Oleh : Rajo Mudo.
PARTAI Gerindra dan PKS resmi berkoalisi di Pilkada kabupaten Solok. Kekuatan itu makin lengkap dengan dukungan dari PDI-P, PKB serta Perindo. koalisi partai tersebut menegaskan bahwa JFP-Candra sosok yang mampu menyatukan Perbedaan pandangan antar partai tersebut selama ini. Apalagi antara PKS dengan PDIP, kalau Gerindra termasuk partai garis tengah dibawah kepemimpinan Prabowo sebagai presiden terpilih.
Gerindra dan PKS di Pilbup Kabupaten Solok seolah membangkitkan kembali hubungan lama ketika mengusung Gusmal-Yulfadri, walaupun akhirnya Gerindra dan PKS berpisah di pilbup selanjutnya. Faktor JFP dan Candra sebagai kandidat yang di usung menjadi nilai yang tak ada pada kandidat lain dari tiga paslon yang telah resmi mendaftar ke KPU.

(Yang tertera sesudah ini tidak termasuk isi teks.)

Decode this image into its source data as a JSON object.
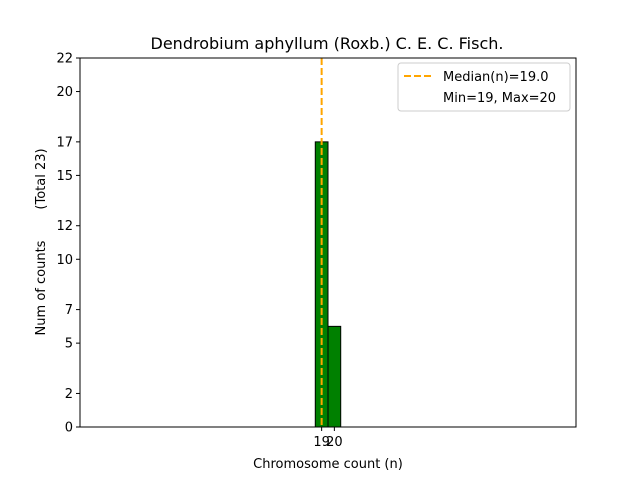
{
  "chart_data": {
    "type": "bar",
    "title": "Dendrobium aphyllum (Roxb.) C. E. C. Fisch.",
    "xlabel": "Chromosome count (n)",
    "ylabel": "Num of counts",
    "ylabel_total": "(Total 23)",
    "bins": [
      {
        "x": 19,
        "count": 17
      },
      {
        "x": 20,
        "count": 6
      }
    ],
    "xticks": [
      19,
      20
    ],
    "yticks": [
      0,
      2,
      5,
      7,
      10,
      12,
      15,
      17,
      20,
      22
    ],
    "ylim": [
      0,
      22
    ],
    "median": 19.0,
    "legend": {
      "position": "top-right",
      "entries": [
        "Median(n)=19.0",
        "Min=19, Max=20"
      ]
    },
    "colors": {
      "bar_fill": "#008000",
      "bar_edge": "#000000",
      "median_line": "#FFA500"
    }
  }
}
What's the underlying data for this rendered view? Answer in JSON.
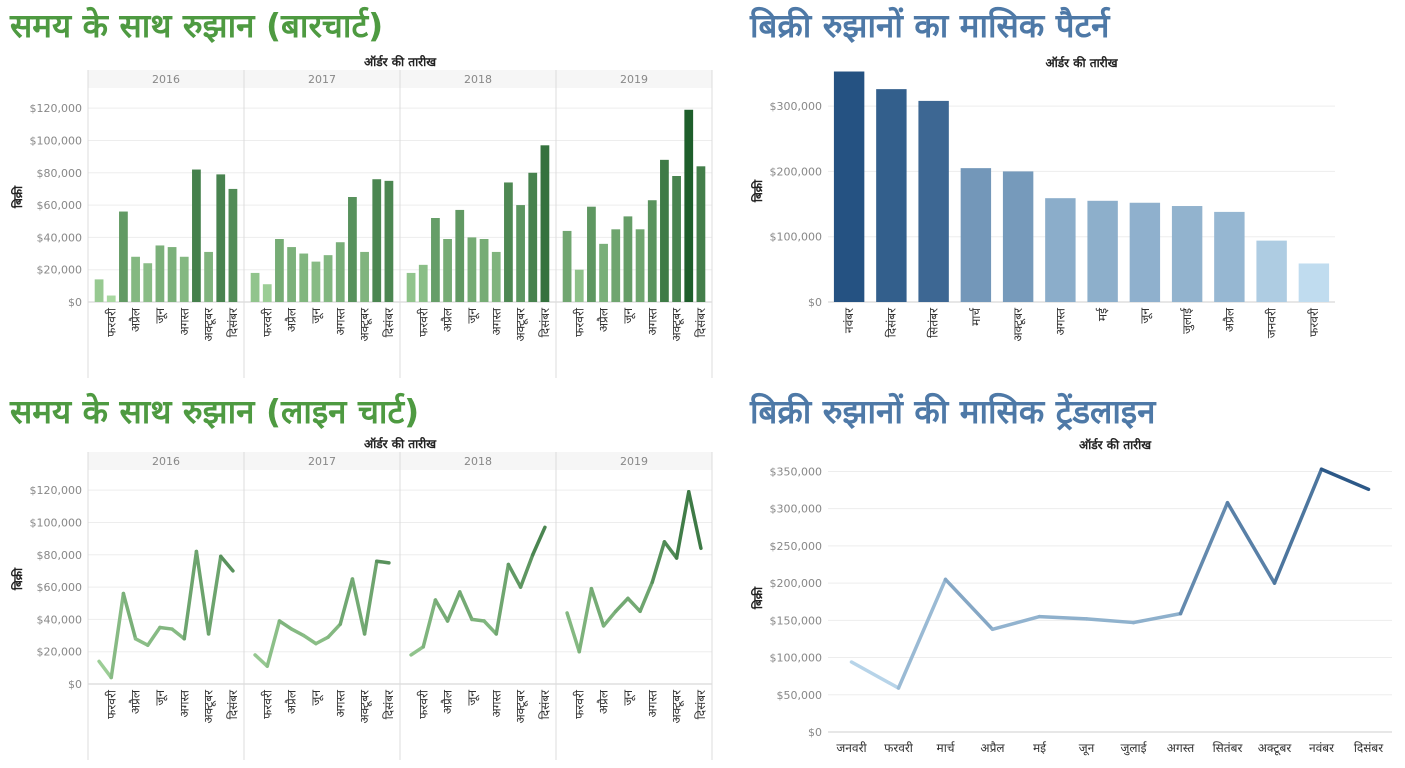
{
  "colors": {
    "green_title": "#4e9a41",
    "blue_title": "#4e79a7",
    "green_light": "#a8d8a0",
    "green_dark": "#1e5e2b",
    "blue_light": "#c0dcef",
    "blue_dark": "#255282"
  },
  "panels": {
    "bar_green": {
      "title": "समय के साथ रुझान (बारचार्ट)"
    },
    "bar_blue": {
      "title": "बिक्री रुझानों का मासिक पैटर्न"
    },
    "line_green": {
      "title": "समय के साथ रुझान (लाइन चार्ट)"
    },
    "line_blue": {
      "title": "बिक्री रुझानों की मासिक ट्रेंडलाइन"
    }
  },
  "chart_data": [
    {
      "type": "bar",
      "title": "समय के साथ रुझान (बारचार्ट)",
      "column_header": "ऑर्डर की तारीख",
      "ylabel": "बिक्री",
      "ylim": [
        0,
        130000
      ],
      "yticks": [
        0,
        20000,
        40000,
        60000,
        80000,
        100000,
        120000
      ],
      "ytick_labels": [
        "$0",
        "$20,000",
        "$40,000",
        "$60,000",
        "$80,000",
        "$100,000",
        "$120,000"
      ],
      "years": [
        "2016",
        "2017",
        "2018",
        "2019"
      ],
      "month_labels": [
        "फरवरी",
        "अप्रैल",
        "जून",
        "अगस्त",
        "अक्टूबर",
        "दिसंबर"
      ],
      "series": [
        {
          "name": "2016",
          "values": [
            14000,
            4000,
            56000,
            28000,
            24000,
            35000,
            34000,
            28000,
            82000,
            31000,
            79000,
            70000
          ]
        },
        {
          "name": "2017",
          "values": [
            18000,
            11000,
            39000,
            34000,
            30000,
            25000,
            29000,
            37000,
            65000,
            31000,
            76000,
            75000
          ]
        },
        {
          "name": "2018",
          "values": [
            18000,
            23000,
            52000,
            39000,
            57000,
            40000,
            39000,
            31000,
            74000,
            60000,
            80000,
            97000
          ]
        },
        {
          "name": "2019",
          "values": [
            44000,
            20000,
            59000,
            36000,
            45000,
            53000,
            45000,
            63000,
            88000,
            78000,
            119000,
            84000
          ]
        }
      ],
      "color_scale": "sales value (light to dark green)"
    },
    {
      "type": "bar",
      "title": "बिक्री रुझानों का मासिक पैटर्न",
      "column_header": "ऑर्डर की तारीख",
      "ylabel": "बिक्री",
      "ylim": [
        0,
        340000
      ],
      "yticks": [
        0,
        100000,
        200000,
        300000
      ],
      "ytick_labels": [
        "$0",
        "$100,000",
        "$200,000",
        "$300,000"
      ],
      "categories": [
        "नवंबर",
        "दिसंबर",
        "सितंबर",
        "मार्च",
        "अक्टूबर",
        "अगस्त",
        "मई",
        "जून",
        "जुलाई",
        "अप्रैल",
        "जनवरी",
        "फरवरी"
      ],
      "values": [
        353000,
        326000,
        308000,
        205000,
        200000,
        159000,
        155000,
        152000,
        147000,
        138000,
        94000,
        59000
      ],
      "color_scale": "sales value (light to dark blue)"
    },
    {
      "type": "line",
      "title": "समय के साथ रुझान (लाइन चार्ट)",
      "column_header": "ऑर्डर की तारीख",
      "ylabel": "बिक्री",
      "ylim": [
        0,
        130000
      ],
      "yticks": [
        0,
        20000,
        40000,
        60000,
        80000,
        100000,
        120000
      ],
      "ytick_labels": [
        "$0",
        "$20,000",
        "$40,000",
        "$60,000",
        "$80,000",
        "$100,000",
        "$120,000"
      ],
      "years": [
        "2016",
        "2017",
        "2018",
        "2019"
      ],
      "month_labels": [
        "फरवरी",
        "अप्रैल",
        "जून",
        "अगस्त",
        "अक्टूबर",
        "दिसंबर"
      ],
      "series": [
        {
          "name": "2016",
          "values": [
            14000,
            4000,
            56000,
            28000,
            24000,
            35000,
            34000,
            28000,
            82000,
            31000,
            79000,
            70000
          ]
        },
        {
          "name": "2017",
          "values": [
            18000,
            11000,
            39000,
            34000,
            30000,
            25000,
            29000,
            37000,
            65000,
            31000,
            76000,
            75000
          ]
        },
        {
          "name": "2018",
          "values": [
            18000,
            23000,
            52000,
            39000,
            57000,
            40000,
            39000,
            31000,
            74000,
            60000,
            80000,
            97000
          ]
        },
        {
          "name": "2019",
          "values": [
            44000,
            20000,
            59000,
            36000,
            45000,
            53000,
            45000,
            63000,
            88000,
            78000,
            119000,
            84000
          ]
        }
      ]
    },
    {
      "type": "line",
      "title": "बिक्री रुझानों की मासिक ट्रेंडलाइन",
      "column_header": "ऑर्डर की तारीख",
      "ylabel": "बिक्री",
      "ylim": [
        0,
        360000
      ],
      "yticks": [
        0,
        50000,
        100000,
        150000,
        200000,
        250000,
        300000,
        350000
      ],
      "ytick_labels": [
        "$0",
        "$50,000",
        "$100,000",
        "$150,000",
        "$200,000",
        "$250,000",
        "$300,000",
        "$350,000"
      ],
      "categories": [
        "जनवरी",
        "फरवरी",
        "मार्च",
        "अप्रैल",
        "मई",
        "जून",
        "जुलाई",
        "अगस्त",
        "सितंबर",
        "अक्टूबर",
        "नवंबर",
        "दिसंबर"
      ],
      "values": [
        94000,
        59000,
        205000,
        138000,
        155000,
        152000,
        147000,
        159000,
        308000,
        200000,
        353000,
        326000
      ]
    }
  ]
}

JFP sebagai ketua DPC Gerindra Kabupaten Solok dengan akumulasi pengalamannya sebagai anggota sekaligus Ketua DPRD Kabupaten Solok, kemudian dilanjutkan sebagai wakil bupati Solok dengan segala dinamikanya mampu membangun kedekatannya dengan semua lintas partai, dengan keterbatasan fasilitas yang diberikan tidak serta merta menutup ruang bagi JFP untuk selalu membangun optimisme serta hubungan dengan masyarakat kabupaten Solok. Beberapa organisasi dan komunitaspun dibina oleh JFP sebagai bentuk instruksi khusus Prabowo Subianto kepada para kadernya.
Soal Sosial media rasanya untuk tingkat Sumbarpun JFP memilki followers yang luas dan belum bisa dijangkau oleh calon bupati lainnya pada helat pilkada periode ini.

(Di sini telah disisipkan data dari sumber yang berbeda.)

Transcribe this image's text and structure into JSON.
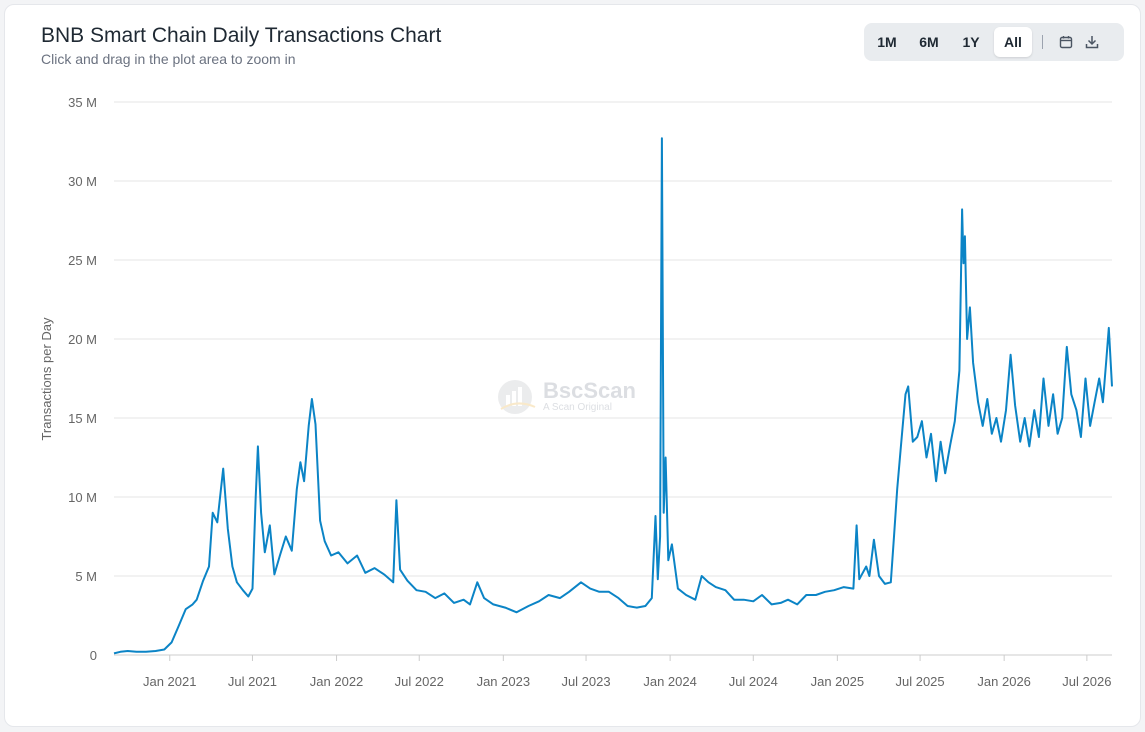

Buya H. Candra, satu-satunya kandidat yang agak pekat nilai serta karakter religiusnya di pilbup Solok saat ini, Mantan Presiden Mahasiswa UIN Imam Bonjol ini adalah seorang aktivis yang malang melintang di dunia pergerakan Sumatera Barat. tidak heran jika pasca kuliah beliau langsuang di percaya menjadi staf ahli Wabup Solok selatan, staf ahli DPD RI, staf ahli walikota Payakumbuh dan sekarang staf ahli Gubernur Sumatera Barat. Mantan Mendagri, yg dlu juga mantan gubernur serta bupati Solok Bapak H. Gamawan Fauzi pun mempercayakan Buya H.Candra sebagai ketua yayasan dibidang pendidikan tinggi kepada beliau. dikaumnya paninggahan diamanahkan menjadi kepala suku koto yang salah satu tokoh besar di dalamnya Prof. Saldi Isra yang merupakan Hakim Mahkamah Konstitusi.
Ketua Tim pemenangan pasangan JFP-Candra saat ini adalah Zamroni, Politisi kawakan PDIP ini akan menjadi kekuatan tersendiri bagi pasangan JFP-Candra. Belum lagi tokoh-tokoh kawakan lain yang perhatiannya terhadap kabupaten Solok tidak kaleng-kaleng.
Pasangan JFP-Candra akan menjadi pasangan ideal dan sangat menguntungkan bagi kabupaten Solok kedepan, sebagaimana di ketahui berbagai lembaga survey mengatakan bahwa pasangan Mahyeldi-Vasko untuk Sumbar juga jauh unggul. Presiden terpilihpun Prabowo Subianto, sudah tentu sangat linear kepemimpinan ini kedepan dengan provinsi sampai pusat. Andre Rosiade, Rahmat saleh serta Alex Hendra Lukman dan Rico Alviano akan backup total pasangan ini kedepan jika terpilih sebagai partai pengusung. Belum lagi kalau ada orang Minang jadi menteri tidak dapat disebut lagi.
Pasangan Bupati dan wakil bupati Solok yang akan terpilih nanti tentu akan di tentukan oleh rahim rakyat yang menitipkan pilihan. Harapannya kedepan pilkada Kabupaten Solok berjalan Fair tanpa cara-cara kotor yang mencederai nilai-nilai demokrasi dibumi markisah.